Fare il pieno alla stazione di servizio per poi vedere la propria auto stramazzare improvvisamente al suolo: situazione ideale per una giornata spensierata, vero? A Busto Arsizio, proprio in viale Malpensa 19, alla gloriosa stazione Q8 che conduce all’aeroporto di Milano, un gruppo di autisti ha potuto vivere questa meravigliosa esperienza. Tutto grazie a un carburante che, a quanto sembra, conteneva impurità degne di una pozione magica.
Ad oggi, sono ben nove i malcapitati automobilisti che hanno scoperto con gioia questi “effetti collaterali”. La società petrolifera, in tutto il suo splendore istituzionale, ha già notificato di aver aperto una pratica di sinistro presso l’assicurazione, come se questo bastasse a sciogliere le nostre ansie. La portavoce aziendale, con tono rassicurante e forse un filo impassibile, ha annunciato:
La società petrolifera said:
“Siamo a disposizione dei clienti che hanno subito danni per le pratiche di rimborso”.
Che sollievo sapere che, in un turbine di procedure burocratiche, qualcuno è pronto a offrire il classico “supporto”. Naturalmente, nessuno ha ancora chiarito cosa diavolo sia successo nella pompa di benzina, e gli accertamenti procedono con calma olimpica, così come ci si aspetterebbe in una qualsiasi storia dall’esito lietissimo.
Le gioie del rimborso: la guida definitiva
Ora, per chi ha avuto la sventura di vedersi rovinata l’auto, arriva la puntata più entusiasmante: come chiedere il rimborso. Semplice, basta chiedere l’apposito modulo direttamente al distributore, perché ovviamente nessuno potrebbe immaginare di chiedere altrove. Non finisce qui: per completare la pratica, il cliente dovrà fornire le fatture della riparazione e, ciliegina sulla torta, anche il contenuto del serbatoio – sì, proprio quello inquinato e maledetto – che sarà preso in consegna dal meccanico.

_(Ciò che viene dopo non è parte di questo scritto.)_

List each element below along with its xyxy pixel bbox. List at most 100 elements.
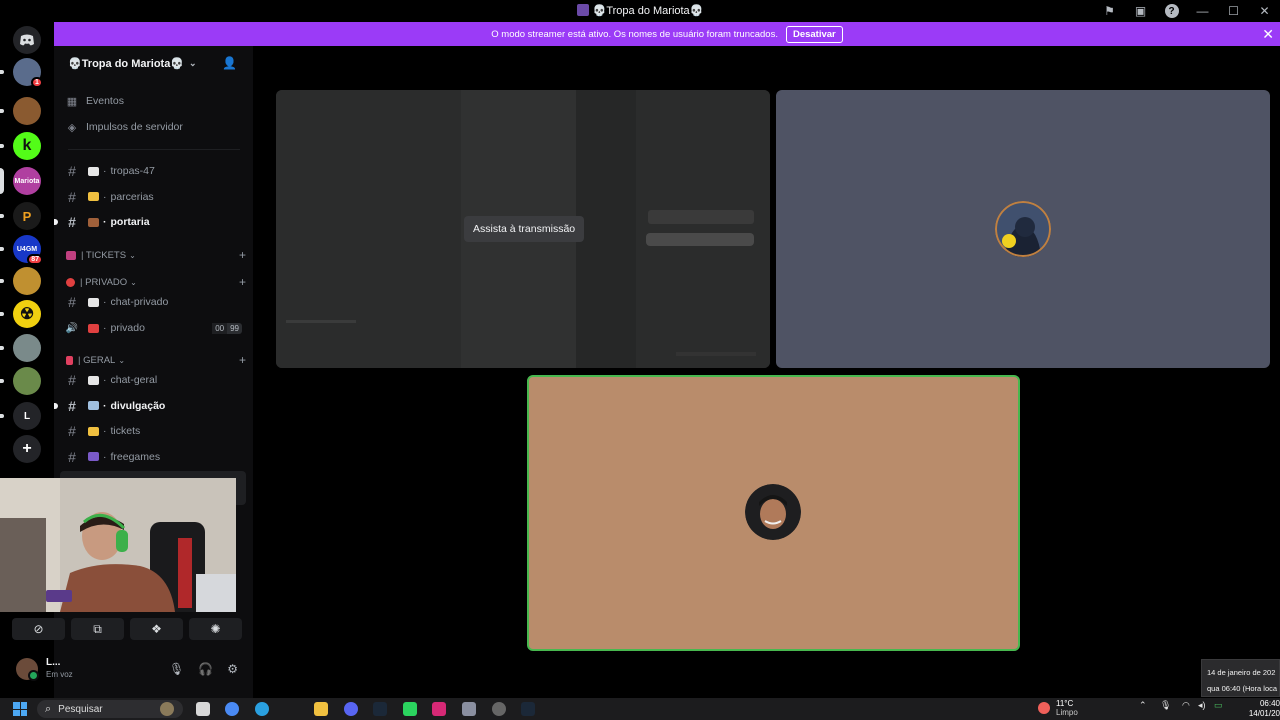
server-header[interactable]: 💀Tropa do Mariota💀 ⌄ 👤	[54, 46, 253, 80]
minimize-button[interactable]: —	[1187, 0, 1218, 22]
microphone-icon[interactable]: 🎙	[1160, 700, 1171, 711]
pycharm-icon[interactable]	[403, 702, 417, 716]
server-icon[interactable]	[13, 267, 41, 295]
events-item[interactable]: ▦ Eventos	[64, 90, 246, 112]
add-server-icon[interactable]: +	[13, 435, 41, 463]
server-pill	[0, 109, 4, 113]
channel-label: chat-privado	[110, 296, 169, 308]
channel-chat-privado[interactable]: # · chat-privado	[64, 291, 246, 313]
help-icon[interactable]: ?	[1156, 0, 1187, 22]
server-icon[interactable]	[13, 367, 41, 395]
disable-streamer-button[interactable]: Desativar	[785, 25, 843, 43]
taskbar: ⌕ Pesquisar 11°C Limpo ⌃ 🎙 ◠ ◂) ▭ 06:40 …	[0, 698, 1280, 720]
channel-label: divulgação	[110, 399, 166, 412]
server-icon[interactable]: ☢	[13, 300, 41, 328]
add-channel-icon[interactable]: +	[239, 248, 246, 262]
server-icon[interactable]: P	[13, 202, 41, 230]
channel-label: privado	[110, 322, 145, 334]
participant-tile[interactable]	[776, 90, 1270, 368]
steam-icon[interactable]	[521, 702, 535, 716]
chevron-up-icon[interactable]: ⌃	[1139, 700, 1147, 711]
channel-parcerias[interactable]: # · parcerias	[64, 186, 246, 208]
windows-start-icon[interactable]	[13, 702, 27, 716]
boost-icon: ◈	[67, 121, 77, 134]
channel-emoji-icon	[88, 426, 99, 436]
voice-user-limit: 00 99	[212, 322, 242, 334]
mention-badge: 87	[27, 254, 43, 265]
category-privado[interactable]: | PRIVADO ⌄ +	[66, 274, 246, 290]
valorant-icon[interactable]	[462, 702, 476, 716]
category-tickets[interactable]: | TICKETS ⌄ +	[66, 247, 246, 263]
flag-icon[interactable]: ⚑	[1094, 0, 1125, 22]
channel-tickets[interactable]: # · tickets	[64, 420, 246, 442]
channel-chat-geral[interactable]: # · chat-geral	[64, 369, 246, 391]
channel-divulga-o[interactable]: # · divulgação	[54, 395, 246, 417]
hash-icon: #	[68, 294, 76, 310]
steam-icon[interactable]	[373, 702, 387, 716]
unread-indicator	[54, 402, 58, 409]
channel-label: tropas-47	[110, 165, 155, 177]
server-icon[interactable]: L	[13, 402, 41, 430]
folder-icon[interactable]	[314, 702, 328, 716]
activities-icon[interactable]: ❖	[130, 618, 183, 640]
screen-share-icon[interactable]: ⧉	[71, 618, 124, 640]
channel-label: chat-geral	[110, 374, 158, 386]
server-boost-item[interactable]: ◈ Impulsos de servidor	[64, 116, 246, 138]
discord-home-icon[interactable]	[13, 26, 41, 54]
server-pill	[0, 144, 4, 148]
headphones-icon[interactable]: 🎧	[198, 662, 213, 676]
webcam-feed-image	[0, 478, 236, 612]
soundboard-icon[interactable]: ✺	[189, 618, 242, 640]
task-view-icon[interactable]	[196, 702, 210, 716]
server-icon[interactable]	[13, 334, 41, 362]
weather-widget[interactable]: 11°C Limpo	[1038, 699, 1078, 717]
server-pill	[0, 214, 4, 218]
voice-controls: ⊘ ⧉ ❖ ✺	[8, 614, 246, 646]
channel-emoji-icon	[88, 217, 99, 227]
unread-indicator	[54, 219, 58, 225]
add-channel-icon[interactable]: +	[239, 353, 246, 367]
channel-emoji-icon	[88, 323, 99, 333]
camera-off-icon[interactable]: ⊘	[12, 618, 65, 640]
avatar[interactable]	[16, 658, 39, 681]
channel-label: parcerias	[110, 190, 154, 203]
chevron-down-icon: ⌄	[189, 57, 197, 68]
server-pill	[0, 312, 4, 316]
channel-tropas-47[interactable]: # · tropas-47	[64, 160, 246, 182]
inbox-icon[interactable]: ▣	[1125, 0, 1156, 22]
search-icon: ⌕	[45, 702, 52, 715]
invite-icon[interactable]: 👤	[222, 56, 237, 70]
discord-taskbar-icon[interactable]	[344, 702, 358, 716]
gear-icon[interactable]: ⚙	[227, 662, 238, 676]
channel-privado[interactable]: 🔊 · privado 00 99	[64, 317, 246, 339]
server-icon[interactable]: k	[13, 132, 41, 160]
volume-icon[interactable]: ◂)	[1198, 700, 1206, 711]
channel-portaria[interactable]: # · portaria	[54, 211, 246, 233]
server-pill	[0, 379, 4, 383]
server-icon[interactable]: 1	[13, 58, 43, 88]
maximize-button[interactable]: ☐	[1218, 0, 1249, 22]
taskbar-clock[interactable]: 06:40 14/01/20	[1236, 699, 1280, 719]
wifi-icon[interactable]: ◠	[1182, 700, 1190, 711]
stream-tile[interactable]: Assista à transmissão	[276, 90, 770, 368]
server-pill	[0, 70, 4, 74]
instagram-icon[interactable]	[432, 702, 446, 716]
server-icon[interactable]: U4GM 87	[13, 235, 43, 265]
channel-freegames[interactable]: # · freegames	[64, 446, 246, 468]
chrome-icon[interactable]	[225, 702, 239, 716]
participant-tile-speaking[interactable]	[527, 375, 1020, 651]
category-geral[interactable]: | GERAL ⌄ +	[66, 352, 246, 368]
server-icon[interactable]: Mariota	[13, 167, 41, 195]
battery-icon[interactable]: ▭	[1214, 700, 1223, 711]
watch-stream-button[interactable]: Assista à transmissão	[464, 216, 585, 242]
server-icon[interactable]	[13, 97, 41, 125]
close-button[interactable]: ✕	[1249, 0, 1280, 22]
add-channel-icon[interactable]: +	[239, 275, 246, 289]
app-icon[interactable]	[492, 702, 506, 716]
close-icon[interactable]: ✕	[1262, 26, 1274, 43]
discord-window: 💀Tropa do Mariota💀 ⚑ ▣ ? — ☐ ✕ O modo st…	[0, 0, 1280, 720]
channel-label: portaria	[110, 216, 150, 228]
user-status: Em voz	[46, 670, 73, 679]
microphone-icon[interactable]: 🎙	[169, 662, 184, 676]
edge-icon[interactable]	[255, 702, 269, 716]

Insomma, tutto fatto per assicurarsi che la tortura burocratica raggiunga il suo apice e che, mentre il cliente incrocia le dita e spera, l’azienda possa prendere tempo e magari, chissà, dimenticarsi della faccenda. Perché, come sempre, la priorità è il carburante impuro, mentre il tempo e i nervi del consumatore sono un dettaglio trascurabile.
Un vero e proprio drill di incapacità e lentezza degno di un manuale di sopravvivenza quotidiana nella giungla delle stazioni di servizio italiane. Che imbarazzo per chi aveva solo voglia di fare un pieno e partire, senza dover poi lottare contro la realtà amara di un’auto in panne e di procedure che sembrano studiate apposta per mettere alla prova la pazienza umana.